大姐?我真的很老了麼?連這個絨球球都叫我大姐。我沒好氣地抬頭應了一聲:“是又怎樣?”

“你的快件。”原來他是郵遞員。他遞過來一個大信封,我一眼瞥見信封上洛可的字,心撲通往下一沉,不用拆開,我就知道那裡面是什麼。我的信,我的照片,他統統退給我了,昔日的情愛,再不留餘地。

眼淚就那麼不爭氣地狂奔下來,阿木手足無措地站在院門外看著我,小心地探過他那頂白底子紅條紋的帽子問:“大姐,你沒事吧?”

我惡狠狠地衝他嚷:“礙你什麼事!”“啪”地關上院門。

一把火,把曾經的情愛,燒了個乾乾淨淨。

一朵豔紅的康乃馨

再見阿木,是在小巷口。

阿木吹著口哨,車把上插一朵康乃馨,豔紅的,一路搖著車鈴而來。他路過一些人家的門口,停下來,一隻腳踩在腳踏上,一隻腳踩在地上,叫著:“大媽,你家的報。”“大嬸,你家的信。”時光彷彿倒流了幾十年,像某部舊片子裡的場景。

我站著等他,我問:“有我的信嗎?”其實,我是寂寞的,我明知道不會有我的信,在這個年代,像我這般年紀的,誰還會老土到用手寫信呢?

阿木顯然沒認出我,他的唇向上飛了飛,大眼睛笑成一條縫:“你是?”

“宋晴霏。”

“哦。”阿木誇張地拍自己的腦袋,說:“你看上去不像那天的那個人嘛。”

他低頭,在他的郵包裡翻,有些手忙腳亂的。翻半天,也沒翻出給我的一片紙片兒來。他抱歉地說:“今天沒你的信呢。”

我當然知道沒有。我好笑地看著他忙亂,覺得這個人老實,心裡暖了一下。阿木顯然是怕我失望,突然拔下他車把上的花,遞給我:“送你。”

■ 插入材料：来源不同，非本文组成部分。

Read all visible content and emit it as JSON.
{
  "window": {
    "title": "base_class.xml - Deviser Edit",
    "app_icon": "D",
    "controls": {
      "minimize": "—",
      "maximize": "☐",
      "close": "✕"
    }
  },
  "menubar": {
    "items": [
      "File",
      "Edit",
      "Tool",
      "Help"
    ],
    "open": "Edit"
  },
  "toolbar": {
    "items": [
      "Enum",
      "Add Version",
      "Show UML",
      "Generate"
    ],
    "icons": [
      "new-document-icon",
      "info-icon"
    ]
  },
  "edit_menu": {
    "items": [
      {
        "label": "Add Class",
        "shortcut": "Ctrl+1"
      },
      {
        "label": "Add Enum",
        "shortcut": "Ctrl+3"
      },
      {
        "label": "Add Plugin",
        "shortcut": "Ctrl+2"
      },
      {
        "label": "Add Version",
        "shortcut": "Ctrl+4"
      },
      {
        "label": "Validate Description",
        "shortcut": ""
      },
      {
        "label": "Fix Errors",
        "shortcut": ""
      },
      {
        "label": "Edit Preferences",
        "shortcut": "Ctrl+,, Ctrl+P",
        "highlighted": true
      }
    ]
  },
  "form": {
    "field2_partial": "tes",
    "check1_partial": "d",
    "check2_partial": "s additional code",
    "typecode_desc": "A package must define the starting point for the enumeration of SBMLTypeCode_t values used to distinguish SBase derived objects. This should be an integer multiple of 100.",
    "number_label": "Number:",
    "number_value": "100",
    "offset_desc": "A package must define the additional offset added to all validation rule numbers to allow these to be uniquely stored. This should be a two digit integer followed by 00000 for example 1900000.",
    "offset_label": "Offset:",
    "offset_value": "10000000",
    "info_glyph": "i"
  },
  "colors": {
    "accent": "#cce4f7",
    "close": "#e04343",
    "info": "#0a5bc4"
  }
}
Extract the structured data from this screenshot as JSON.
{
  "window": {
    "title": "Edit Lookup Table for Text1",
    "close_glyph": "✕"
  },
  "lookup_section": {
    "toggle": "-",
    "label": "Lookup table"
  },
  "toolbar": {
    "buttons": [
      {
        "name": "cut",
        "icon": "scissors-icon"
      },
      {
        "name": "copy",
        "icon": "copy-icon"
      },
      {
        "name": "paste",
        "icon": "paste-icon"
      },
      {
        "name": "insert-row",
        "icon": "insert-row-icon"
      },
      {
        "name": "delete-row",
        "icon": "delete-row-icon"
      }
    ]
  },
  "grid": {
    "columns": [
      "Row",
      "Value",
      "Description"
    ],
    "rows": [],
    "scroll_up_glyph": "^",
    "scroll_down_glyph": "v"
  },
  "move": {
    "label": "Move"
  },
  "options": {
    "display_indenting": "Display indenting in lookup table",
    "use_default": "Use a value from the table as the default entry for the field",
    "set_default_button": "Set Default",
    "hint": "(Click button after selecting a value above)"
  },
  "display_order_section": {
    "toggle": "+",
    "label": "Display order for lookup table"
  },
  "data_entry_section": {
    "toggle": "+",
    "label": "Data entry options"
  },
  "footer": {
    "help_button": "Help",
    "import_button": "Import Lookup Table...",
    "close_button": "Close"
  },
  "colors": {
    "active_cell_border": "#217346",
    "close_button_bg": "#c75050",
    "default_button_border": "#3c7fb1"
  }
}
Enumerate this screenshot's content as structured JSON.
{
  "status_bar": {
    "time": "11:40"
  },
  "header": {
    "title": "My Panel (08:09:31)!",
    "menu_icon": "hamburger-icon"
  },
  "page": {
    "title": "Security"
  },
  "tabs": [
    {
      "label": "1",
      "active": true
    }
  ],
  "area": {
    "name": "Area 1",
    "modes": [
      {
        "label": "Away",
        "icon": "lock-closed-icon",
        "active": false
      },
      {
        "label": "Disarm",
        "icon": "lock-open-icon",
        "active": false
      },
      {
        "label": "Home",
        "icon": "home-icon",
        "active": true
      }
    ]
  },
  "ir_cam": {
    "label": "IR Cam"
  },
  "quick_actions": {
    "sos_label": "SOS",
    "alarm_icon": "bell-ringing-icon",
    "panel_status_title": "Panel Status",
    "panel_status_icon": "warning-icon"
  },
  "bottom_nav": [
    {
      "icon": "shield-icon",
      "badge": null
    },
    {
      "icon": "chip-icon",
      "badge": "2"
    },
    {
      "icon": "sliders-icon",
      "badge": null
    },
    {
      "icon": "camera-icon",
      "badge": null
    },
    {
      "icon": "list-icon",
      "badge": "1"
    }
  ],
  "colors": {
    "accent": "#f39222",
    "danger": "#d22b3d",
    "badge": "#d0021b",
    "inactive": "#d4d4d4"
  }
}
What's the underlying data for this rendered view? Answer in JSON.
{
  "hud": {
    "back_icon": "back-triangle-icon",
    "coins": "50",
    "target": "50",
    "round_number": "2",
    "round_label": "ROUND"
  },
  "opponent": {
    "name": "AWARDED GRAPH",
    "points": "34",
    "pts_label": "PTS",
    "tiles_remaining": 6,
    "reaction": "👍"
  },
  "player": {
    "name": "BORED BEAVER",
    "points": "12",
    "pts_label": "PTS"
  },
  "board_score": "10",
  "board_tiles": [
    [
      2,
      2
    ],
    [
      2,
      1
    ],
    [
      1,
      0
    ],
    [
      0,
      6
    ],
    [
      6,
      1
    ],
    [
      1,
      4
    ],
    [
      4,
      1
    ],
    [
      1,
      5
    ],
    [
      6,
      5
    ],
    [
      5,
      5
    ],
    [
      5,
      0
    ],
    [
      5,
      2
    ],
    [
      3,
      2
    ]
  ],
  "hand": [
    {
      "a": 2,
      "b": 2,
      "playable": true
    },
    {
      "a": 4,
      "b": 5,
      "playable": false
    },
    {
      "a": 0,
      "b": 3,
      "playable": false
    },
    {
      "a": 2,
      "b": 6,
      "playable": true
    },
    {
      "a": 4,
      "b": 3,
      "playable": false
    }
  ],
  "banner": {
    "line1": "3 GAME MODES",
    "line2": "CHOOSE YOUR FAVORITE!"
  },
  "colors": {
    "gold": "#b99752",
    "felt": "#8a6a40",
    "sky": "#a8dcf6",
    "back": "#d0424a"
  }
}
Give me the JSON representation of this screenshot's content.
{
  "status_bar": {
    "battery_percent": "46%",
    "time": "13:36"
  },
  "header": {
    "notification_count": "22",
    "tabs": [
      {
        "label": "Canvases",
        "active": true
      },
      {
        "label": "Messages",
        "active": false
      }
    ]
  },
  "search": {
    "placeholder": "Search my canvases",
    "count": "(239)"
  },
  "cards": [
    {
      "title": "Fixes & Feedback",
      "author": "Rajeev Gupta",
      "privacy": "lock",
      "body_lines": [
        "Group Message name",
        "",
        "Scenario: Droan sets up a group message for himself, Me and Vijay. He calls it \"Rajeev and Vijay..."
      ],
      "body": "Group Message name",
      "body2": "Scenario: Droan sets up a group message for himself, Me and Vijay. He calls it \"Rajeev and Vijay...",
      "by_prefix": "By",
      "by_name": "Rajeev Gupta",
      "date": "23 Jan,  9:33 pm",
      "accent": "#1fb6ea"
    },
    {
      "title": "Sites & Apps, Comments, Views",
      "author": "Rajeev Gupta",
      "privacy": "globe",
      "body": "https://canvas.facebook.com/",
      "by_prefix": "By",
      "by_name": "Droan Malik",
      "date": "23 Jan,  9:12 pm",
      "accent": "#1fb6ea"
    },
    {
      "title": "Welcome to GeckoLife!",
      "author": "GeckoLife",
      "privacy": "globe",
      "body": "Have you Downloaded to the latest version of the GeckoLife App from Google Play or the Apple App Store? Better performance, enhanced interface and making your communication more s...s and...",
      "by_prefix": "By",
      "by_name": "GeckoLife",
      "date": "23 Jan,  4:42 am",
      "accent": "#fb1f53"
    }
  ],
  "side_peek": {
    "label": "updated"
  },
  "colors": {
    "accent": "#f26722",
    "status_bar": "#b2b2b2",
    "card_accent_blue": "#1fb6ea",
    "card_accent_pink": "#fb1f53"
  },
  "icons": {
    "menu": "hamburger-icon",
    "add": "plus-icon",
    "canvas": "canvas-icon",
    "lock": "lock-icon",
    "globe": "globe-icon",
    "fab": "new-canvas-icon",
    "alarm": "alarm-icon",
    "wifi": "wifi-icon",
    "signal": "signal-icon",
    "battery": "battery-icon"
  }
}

我擎著一朵豔紅的康乃馨,站在春天的陽光下。我有點兒快樂了。

比我年長的弟弟

跟阿木混熟了,他送完信,會在我的院門口停留,敲門問:“姐,你在嗎?”

關於姐的稱呼,是我鬥爭了半天才爭取來的。阿木其實比我大一年零三個月,他很是後悔第一次見面時,貿然地叫了我大姐。“你那時候,蓬著頭,灰著臉,真的像個大姐的。”阿木有些委屈地說。我不肯讓他改口,我說既然叫了,就不能收回。於是我成了阿木的姐姐。

我在房間裡放碟片,看《亂世佳人》,看《呼嘯山莊》。我給不同的雜誌寫稿,畫插圖。阿木看不懂這些,他說他只讀了小學。他在我看片或是寫稿時,手腳麻利地給我打掃院子,照料花草。他買了不少的花草來,我叫不出名,一律用丫頭來稱呼,開紅花的稱二丫頭,開白花的是三丫頭,依次是四丫頭,五丫頭。阿木笑壞了。

有時阿木也會買來一些菜,給我做他們的家鄉菜——湘菜吃。

可是,寂寞和疼痛,有時還是螞蟻啃骨頭般的啃著我脆弱的神經。我常常想起洛可來,想起曾經的愛情,想得淚流滿面。我說:“阿木,借個肩膀我倚倚好嗎?”阿木不發一言,默默攬了我的頭,輕輕拍著我的肩,一下一下。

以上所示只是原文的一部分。